May Infringements package: key decisions

Date of publication

19 May 2022

Available language

English | French | German | Italian | Spanish

Country/countries concerned

European Union | Ireland

Categories

European Works Council | Legislation | National Implementation Measures

Can Ireland remain a paradise for employers in terms of hosting EWCs?

In May 2022, the European Commission issued a letter of formal notice to Ireland, instructing it to review its European Works Council legislation and citing “a number of shortcomings” in Irish legislation (see press release). In practice, the problem encountered by EWCs established in Ireland, such as that of Verizon, is that access to justice is virtually impossible in cases involving a breach of information and consultation rights (see European Works Councils). EWCs are not allowed to refer their cases directly to either the Workplace Relations Commission (WRC) or the Labour Court, which are the two bodies tasked with dealing with labour law disputes. Although the possibility of recourse to arbitration exists under Irish law in the event of a dispute, this does not happen in practice, due to the absence of any implementing regulations. Moreover, the penalties payable by the employer range from 1500 to 10,000 euros – an amount unlikely to act as a deterrent for a multinational company.

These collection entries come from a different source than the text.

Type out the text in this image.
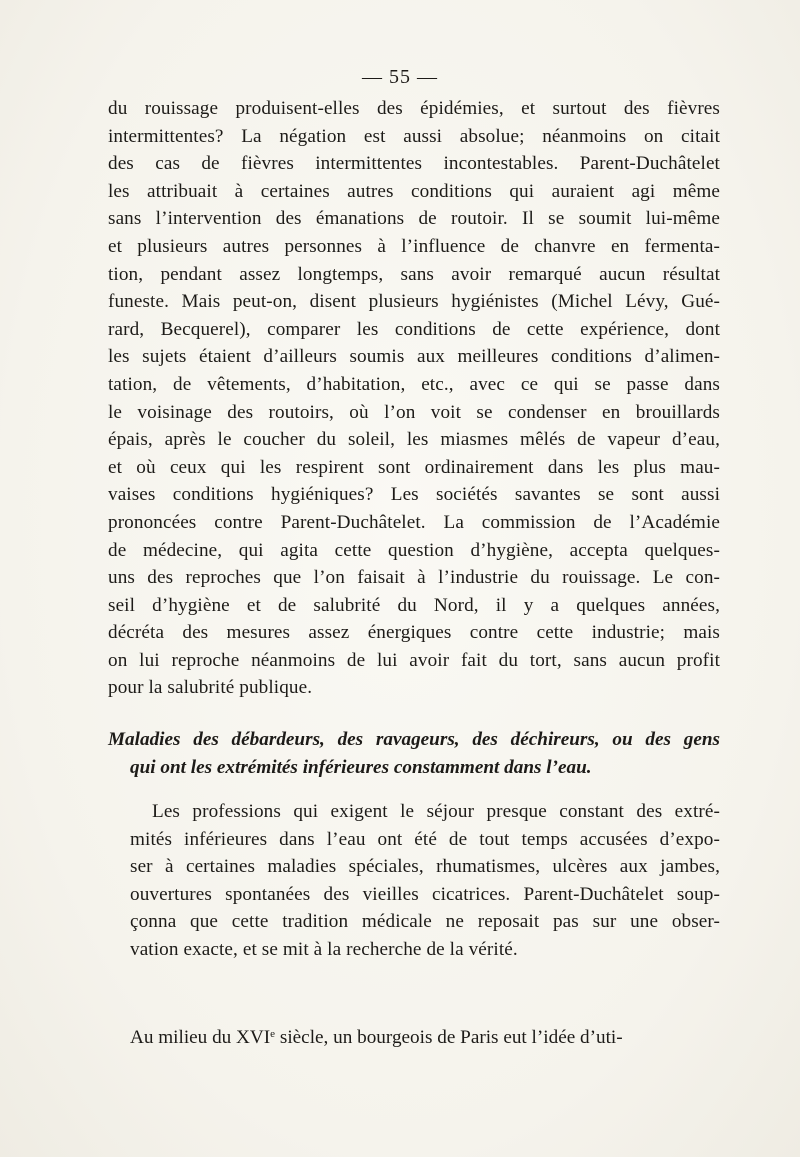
— 55 —
du rouissage produisent-elles des épidémies, et surtout des fièvres
intermittentes? La négation est aussi absolue; néanmoins on citait
des cas de fièvres intermittentes incontestables. Parent-Duchâtelet
les attribuait à certaines autres conditions qui auraient agi même
sans l’intervention des émanations de routoir. Il se soumit lui-même
et plusieurs autres personnes à l’influence de chanvre en fermenta-
tion, pendant assez longtemps, sans avoir remarqué aucun résultat
funeste. Mais peut-on, disent plusieurs hygiénistes (Michel Lévy, Gué-
rard, Becquerel), comparer les conditions de cette expérience, dont
les sujets étaient d’ailleurs soumis aux meilleures conditions d’alimen-
tation, de vêtements, d’habitation, etc., avec ce qui se passe dans
le voisinage des routoirs, où l’on voit se condenser en brouillards
épais, après le coucher du soleil, les miasmes mêlés de vapeur d’eau,
et où ceux qui les respirent sont ordinairement dans les plus mau-
vaises conditions hygiéniques? Les sociétés savantes se sont aussi
prononcées contre Parent-Duchâtelet. La commission de l’Académie
de médecine, qui agita cette question d’hygiène, accepta quelques-
uns des reproches que l’on faisait à l’industrie du rouissage. Le con-
seil d’hygiène et de salubrité du Nord, il y a quelques années,
décréta des mesures assez énergiques contre cette industrie; mais
on lui reproche néanmoins de lui avoir fait du tort, sans aucun profit
pour la salubrité publique.
Maladies des débardeurs, des ravageurs, des déchireurs, ou des gens
qui ont les extrémités inférieures constamment dans l’eau.
Les professions qui exigent le séjour presque constant des extré-
mités inférieures dans l’eau ont été de tout temps accusées d’expo-
ser à certaines maladies spéciales, rhumatismes, ulcères aux jambes,
ouvertures spontanées des vieilles cicatrices. Parent-Duchâtelet soup-
çonna que cette tradition médicale ne reposait pas sur une obser-
vation exacte, et se mit à la recherche de la vérité.
Au milieu du XVIe siècle, un bourgeois de Paris eut l’idée d’uti-
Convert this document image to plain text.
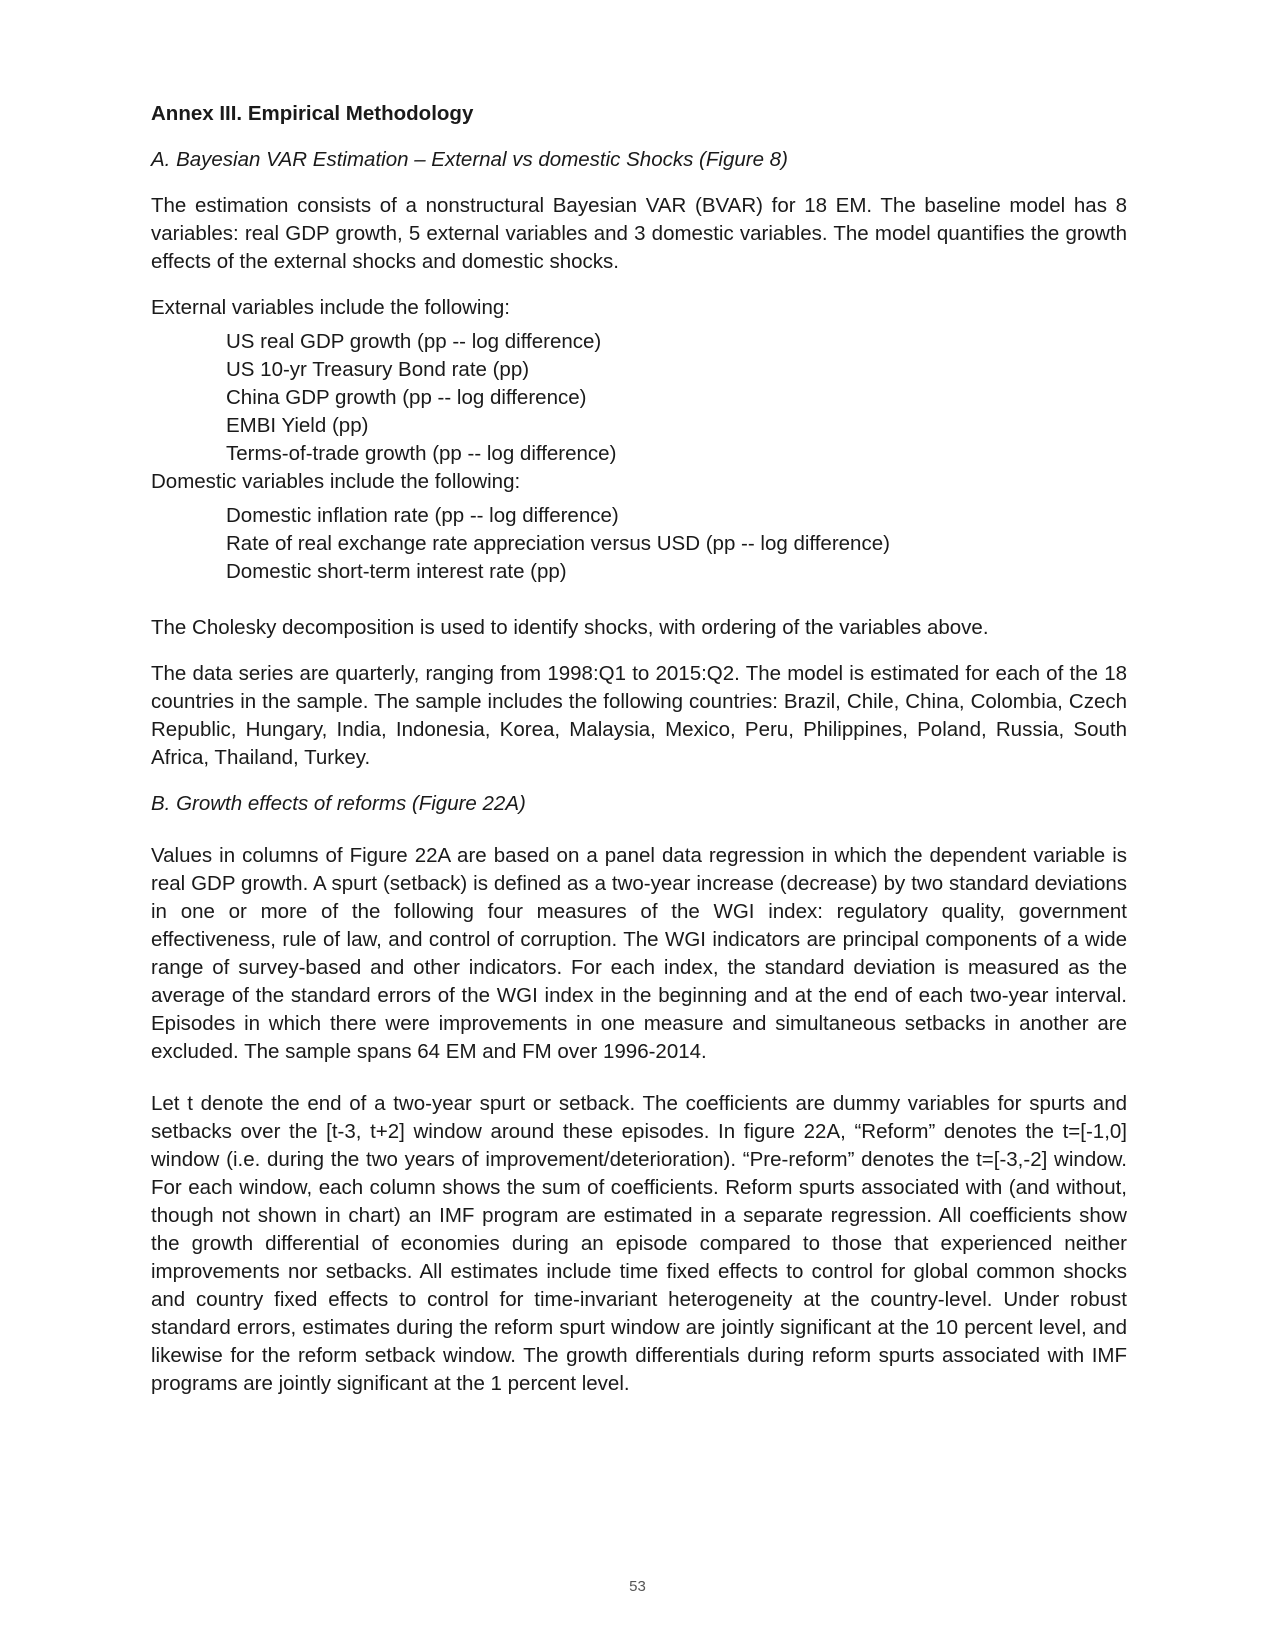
Annex III. Empirical Methodology
A. Bayesian VAR Estimation – External vs domestic Shocks (Figure 8)
The estimation consists of a nonstructural Bayesian VAR (BVAR) for 18 EM. The baseline model has 8 variables: real GDP growth, 5 external variables and 3 domestic variables. The model quantifies the growth effects of the external shocks and domestic shocks.
External variables include the following:
US real GDP growth (pp -- log difference)
US 10-yr Treasury Bond rate (pp)
China GDP growth (pp -- log difference)
EMBI Yield (pp)
Terms-of-trade growth (pp -- log difference)
Domestic variables include the following:
Domestic inflation rate (pp -- log difference)
Rate of real exchange rate appreciation versus USD (pp -- log difference)
Domestic short-term interest rate (pp)
The Cholesky decomposition is used to identify shocks, with ordering of the variables above.
The data series are quarterly, ranging from 1998:Q1 to 2015:Q2. The model is estimated for each of the 18 countries in the sample. The sample includes the following countries: Brazil, Chile, China, Colombia, Czech Republic, Hungary, India, Indonesia, Korea, Malaysia, Mexico, Peru, Philippines, Poland, Russia, South Africa, Thailand, Turkey.
B. Growth effects of reforms (Figure 22A)
Values in columns of Figure 22A are based on a panel data regression in which the dependent variable is real GDP growth. A spurt (setback) is defined as a two-year increase (decrease) by two standard deviations in one or more of the following four measures of the WGI index: regulatory quality, government effectiveness, rule of law, and control of corruption. The WGI indicators are principal components of a wide range of survey-based and other indicators. For each index, the standard deviation is measured as the average of the standard errors of the WGI index in the beginning and at the end of each two-year interval. Episodes in which there were improvements in one measure and simultaneous setbacks in another are excluded. The sample spans 64 EM and FM over 1996-2014.
Let t denote the end of a two-year spurt or setback. The coefficients are dummy variables for spurts and setbacks over the [t-3, t+2] window around these episodes. In figure 22A, “Reform” denotes the t=[-1,0] window (i.e. during the two years of improvement/deterioration). “Pre-reform” denotes the t=[-3,-2] window. For each window, each column shows the sum of coefficients. Reform spurts associated with (and without, though not shown in chart) an IMF program are estimated in a separate regression. All coefficients show the growth differential of economies during an episode compared to those that experienced neither improvements nor setbacks. All estimates include time fixed effects to control for global common shocks and country fixed effects to control for time-invariant heterogeneity at the country-level. Under robust standard errors, estimates during the reform spurt window are jointly significant at the 10 percent level, and likewise for the reform setback window. The growth differentials during reform spurts associated with IMF programs are jointly significant at the 1 percent level.
53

Sinn Féin spokesperson, Louise O’Reilly, whose party has been calling on the government for years to update EWC legislation, emphasises that the European Commission’s warning “did not come out of the blue”. For its part, the SIPTU trade union warned the government as early as 2019 about shortcomings in the country’s legislation (see press release) and in the absence of a response, the ICTU trade union confederation submitted an official complaint to the European Commission in March 2021. Up to now, the government has made do with explaining that the legislation complies with EU law. It is true – and this is one of the astonishing aspects of this matter – that not a single grievance is raised against Irish law, either in the evaluation report on the 1994 directive, or in that of the 2009 directive, or in the working document accompanying this report.
What is the explanation for this situation? Much can be learned by reading verbatim records of the hearings conducted by a Committee of the Irish Parliament: 1/ this situation passed under the radar while the number of EWCs established in Ireland could be counted on the fingers of one hand. Following on from Brexit, the similarity between Ireland’s and the UK’s legal systems, its use of the English language and the absence of any collective bargaining laws there convinced many groups to move the seat of their EWC to Ireland. According to estimates, between 150 and 200 EWCs are now based on Irish soil, compared to 11 before Brexit (see Brexit and labour standards). This puts Ireland in second place among the ranks of EU countries where EWCs are based, behind Germany and probably ahead of France. So “the influx of EWCs to Ireland” is what “has drawn attention to a concern around how disputes relating to EWCs are processed and resolved”, explains Jonathan Lavelle (University of Limerick). 2/ The government “is going out of its way not to deal with” this matter, claims Senator Paul Gavan. All of the experts appearing at the hearings agree that it is materially impossible for EWCs to pursue legal proceedings, and they all admit that the legislation should be revised. 3/ All that is needed for this to happen – and everyone is in agreement – is firstly to extend the remit of the WRC and of the Labour Court, so that EWCs can refer their cases to these bodies directly, and secondly to provide training for a few judges.
So, why isn’t the government taking action? Is this situation the result of a desire to ensure that Ireland remains a welcoming jurisdiction for multinational companies in terms of industrial relations, in the same way it is for taxation? Is the goal an economic one, i.e. attracting EWC meetings to Ireland, in order to fill pubs and hotels? It doesn’t really matter. The important thing is that this issue extends beyond the Irish question, because at the moment, between 10% and 15% of existing EWCs are unable to take legal action if they suffer a breach of their information and consultation rights: this deprives the directive of any useful value and denies hundreds of thousands of European employees their rights. Even Tom Hayes, who advises many multinational companies, admits that allowing EWCs to access justice properly will not prompt them to leave. They would keep their EWC based in Ireland. Remedying this situation is also a requirement laid down by the European Parliament within the framework of revision of the directive, even if it is not expressly aimed at Ireland: “The Member States should determine and notify to the Commission a competent national labour court to which the European Works Council and the special negotiation body have straightforward access”.